For smaller models, the Ministral 3 sizes—14B, 8B, and 3B—are framed as a return to the tier where Mistral historically did well (notably the earlier 7B open model). The 3B model is reported to land on par for certain tasks with Gemma 3 12B instruct, while the 14B model is generally competitive with Qwen 14B, with particular strength in instruction following. The transcript also emphasizes availability: unlike some competitors that focus on a single flagship release, Mistral is putting out multiple sizes and variants, including base checkpoints that enable custom fine-tuning and experimentation.
Finally, the release is positioned as a practical tool for teams: with models improving quickly, the transcript argues that organizations should rely on their own app-specific benchmarks and fast model-swapping pipelines rather than chasing public leaderboard numbers. Mistral’s base-and-reasoning roadmap, plus the immediate availability of GGUF versions, is presented as the concrete reason the company still matters in open-source circles—even if it can’t match the newest closed-model pace.
Cornell Notes
Mistral’s comeback centers on Mistral Large 3, a 675B mixture-of-experts model with 41B active parameters, alongside three smaller Ministral 3 dense models (14B, 8B, 3B). The release stands out because it includes base models and instruction-tuned variants for each size, plus reasoning versions for the Ministral family—giving developers more control than instruction-only checkpoints. Benchmark positioning puts Mistral Large 3 near DeepSeek 3.1 and Kimi K2, while licensing filters (Apache 2.0) place it among the top open options. The transcript also stresses that teams should test models on their own use-case benchmarks and swap models quickly as new releases land.

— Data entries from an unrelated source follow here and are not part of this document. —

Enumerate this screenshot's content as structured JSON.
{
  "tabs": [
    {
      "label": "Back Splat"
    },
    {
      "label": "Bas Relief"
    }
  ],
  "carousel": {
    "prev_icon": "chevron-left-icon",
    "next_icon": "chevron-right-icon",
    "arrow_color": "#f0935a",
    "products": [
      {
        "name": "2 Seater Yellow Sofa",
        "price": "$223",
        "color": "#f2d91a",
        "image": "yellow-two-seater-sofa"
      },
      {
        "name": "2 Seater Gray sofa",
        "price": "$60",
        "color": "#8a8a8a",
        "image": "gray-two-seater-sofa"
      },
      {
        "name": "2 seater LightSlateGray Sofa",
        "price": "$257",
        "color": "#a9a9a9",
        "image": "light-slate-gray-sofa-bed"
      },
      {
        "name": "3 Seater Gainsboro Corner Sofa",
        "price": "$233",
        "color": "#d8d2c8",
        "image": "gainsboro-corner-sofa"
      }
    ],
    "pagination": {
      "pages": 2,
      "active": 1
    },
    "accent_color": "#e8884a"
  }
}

A reasoning version of Mistral Large 3 is expected later, which could further shift comparisons.
What makes Mistral Large 3 technically notable compared with many recent MoE releases?
How does the release structure (base vs instruction vs reasoning) change what developers can do?
Where does Mistral Large 3 land in benchmark comparisons, and why are those comparisons treated cautiously?
Why does the transcript emphasize smaller model availability (14B/8B/3B) rather than only a single flagship?
What operational advice does the transcript give for evaluating new models?
Review Questions
- Which specific variants are included for Ministral 3 (base, instruction-tuned, reasoning), and how does that affect fine-tuning options?
- How do the transcript’s licensing-filtered comparisons (Apache 2.0) differ from its overall LMArena ranking discussion?
- What does the transcript suggest about relying on public benchmarks versus running internal, use-case benchmarks?
Key Points
- 1
Mistral Large 3 is a 675B MoE model with 41B active parameters, and its active-parameter fraction is described as higher than many recent MoE releases.
- 2
Mistral released four models total: Mistral Large 3 plus three Ministral 3 dense models at 14B, 8B, and 3B.
- 3
Ministral 3 includes base models and instruction-tuned models for each size, plus reasoning versions for each size—supporting custom fine-tuning and experimentation.
- 4
Benchmark positioning places Mistral Large 3 near DeepSeek 3.1 and Kimi K2, but the transcript flags that shown comparisons are selective and that the current Large 3 is non-reasoning.
- 5
Licensing-focused comparisons (Apache 2.0) put Mistral Large 3 near the top of open models, even if its overall leaderboard position is lower.
- 6
The release includes GGUF versions, making it easier to try different quantized formats.
- 7
The transcript recommends fast model-swapping and app-specific internal benchmarks over relying solely on public leaderboard results.